Jordan sent a letter to bank CEO Brian Moynihan in which he stated that the institution had failed to voluntarily provide his committee with requested documents regarding questions about what information was shared with the FBI following the riot.
“On May 25, 2023, we requested your voluntary cooperation with our oversight efforts to determine the extent to which financial institutions, such as Bank of America Corporation (BoA), worked with the FBI to collect Americans’ data. In response, the Committee has received 223 pages of documents responsive to our original requests. However, to date, BoA has refused to provide the Committee and Select Subcommittee with the filing it turned over to the FBI,” the letter said, according to the Washington Examiner.
Jordan said he was concerned about information the bank provided to the FBI “voluntarily and without any legal process,” adding if the bank had “lawful authority” to do so, then Congress ought to “consider reforms that adequately protect Americans’ information.”

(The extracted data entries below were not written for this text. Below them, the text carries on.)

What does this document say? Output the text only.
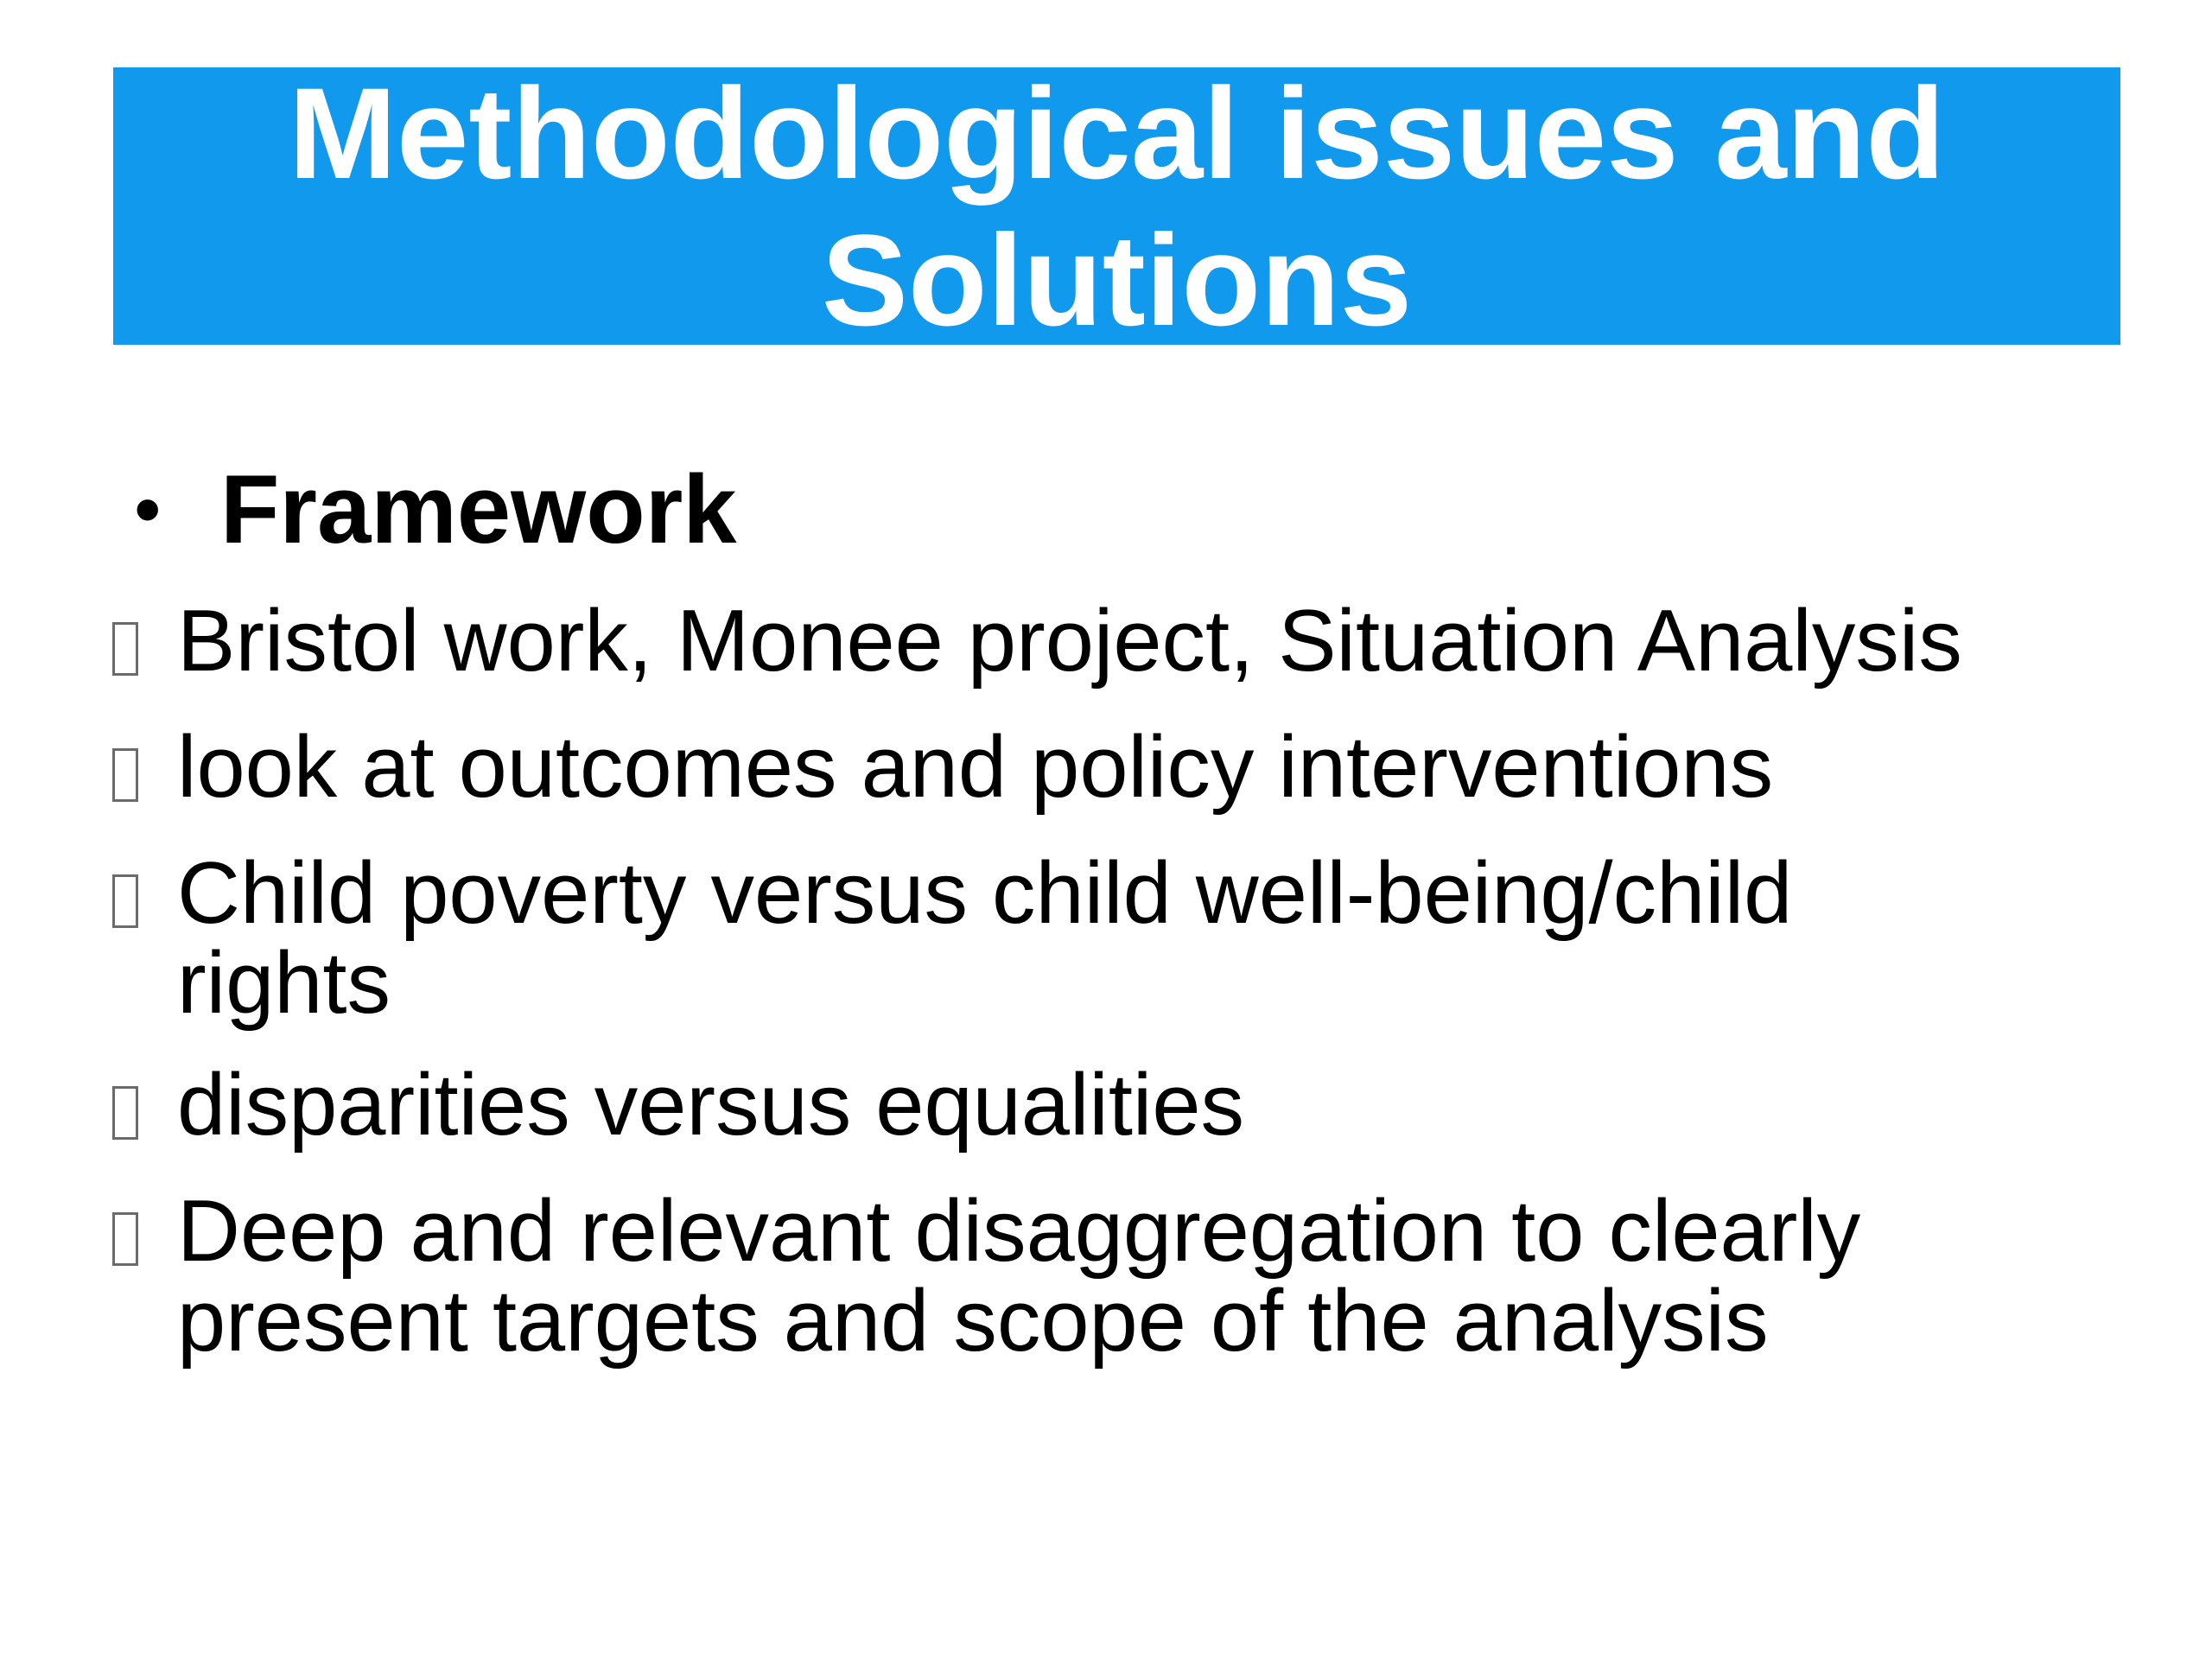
Methodological issues and Solutions
• Framework
Bristol work, Monee project, Situation Analysis
look at outcomes and policy interventions
Child poverty versus child well-being/child rights
disparities versus equalities
Deep and relevant disaggregation to clearly present targets and scope of the analysis
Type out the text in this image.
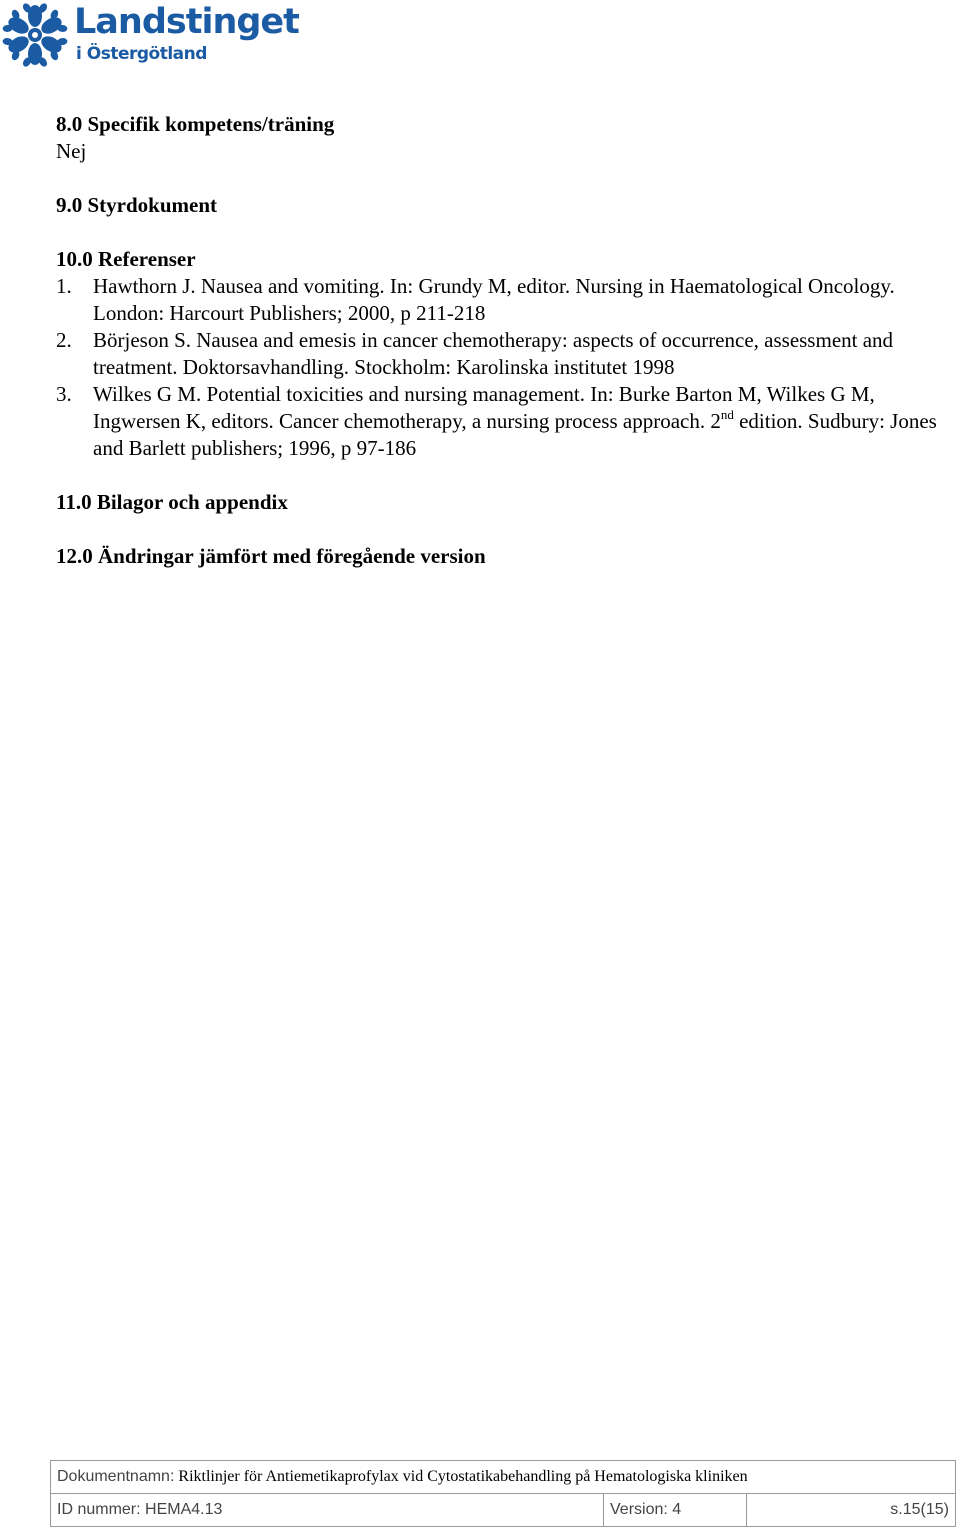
Landstinget
i Östergötland
8.0 Specifik kompetens/träning
Nej
9.0 Styrdokument
10.0 Referenser
1.	Hawthorn J. Nausea and vomiting. In: Grundy M, editor. Nursing in Haematological Oncology. London: Harcourt Publishers; 2000, p 211-218
2.	Börjeson S. Nausea and emesis in cancer chemotherapy: aspects of occurrence, assessment and treatment. Doktorsavhandling. Stockholm: Karolinska institutet 1998
3.	Wilkes G M. Potential toxicities and nursing management. In: Burke Barton M, Wilkes G M, Ingwersen K, editors. Cancer chemotherapy, a nursing process approach. 2nd edition. Sudbury: Jones and Barlett publishers; 1996, p 97-186
11.0 Bilagor och appendix
12.0 Ändringar jämfört med föregående version
Dokumentnamn: Riktlinjer för Antiemetikaprofylax vid Cytostatikabehandling på Hematologiska kliniken
ID nummer: HEMA4.13	Version: 4	s.15(15)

“Indeed, if such a lawful authority exists, as BoA asserts, for BoA to freely share private financial information without any legal process or specific nexus to criminality, Congress has a responsibility to consider reforms that adequately protect Americans’ information,” the letter said. “It should not be the case that federal law enforcement has carte blanche access to Americans’ financial information by deeming a transaction or class of transactions as ‘suspicious’ or otherwise.”
It added: “For that reason, to inform such legislation, it is critical that the Committee understand the full extent of the information-sharing between BoA and the FBI, including review of BoA’s ‘filing’ that it emailed to the FBI.”
The Examiner noted further:
The investigation into Bank of America by the Select Subcommittee on the Weaponization of the Federal Government, of which Jordan is also chairman, was opened in May, with the panel originally giving the bank a June 8 deadline to provide the requested documents. The inquiry is one of several investigations related to the government’s handling of the Capitol riot by House Republicans.
In late September, meanwhile, Jordan sent a letter to FBI Director Christopher Wray that appears to contain a confirmationthat the bureau did indeed utilize confidential human sources (CHS) to infiltrate crowds ahead of the riot.
In addition, the letter seems to imply that the FBI was using CHSs that were being controlled by field offices outside of Washington, D.C., and that the bureau may not have been able to adequately track them or their activities, Just the News reported.
Just the News added:
Jordan renewed his request for documents to Wray following Tuesday testimony from former Assistant Director-in-Charge of the Washington Field Office (WFO) Steven D’Antuono, who said that the bureau knew that some of its CHSs would be present for the events of Jan. 6 in advance.
“During this interview, D’Antuono testified that the WFO learned after the events of January 6 that there had been confidential sources from other field offices in attendance, as well as informants who participated on their own accord. According to D’Antuono, the FBI was aware in advance of January 6 that some CHSs would be in attendance that day,” the letter to Wray said.
“D’Antuono explained that due to the large number of CHSs present at the Capitol, the WFO asked FBI Headquarters ‘to do a poll or put out something to people saying w[ere] any CHSs involved’ so the FBI could try to ascertain how many CHSs had been in attendance,” Jordan wrote.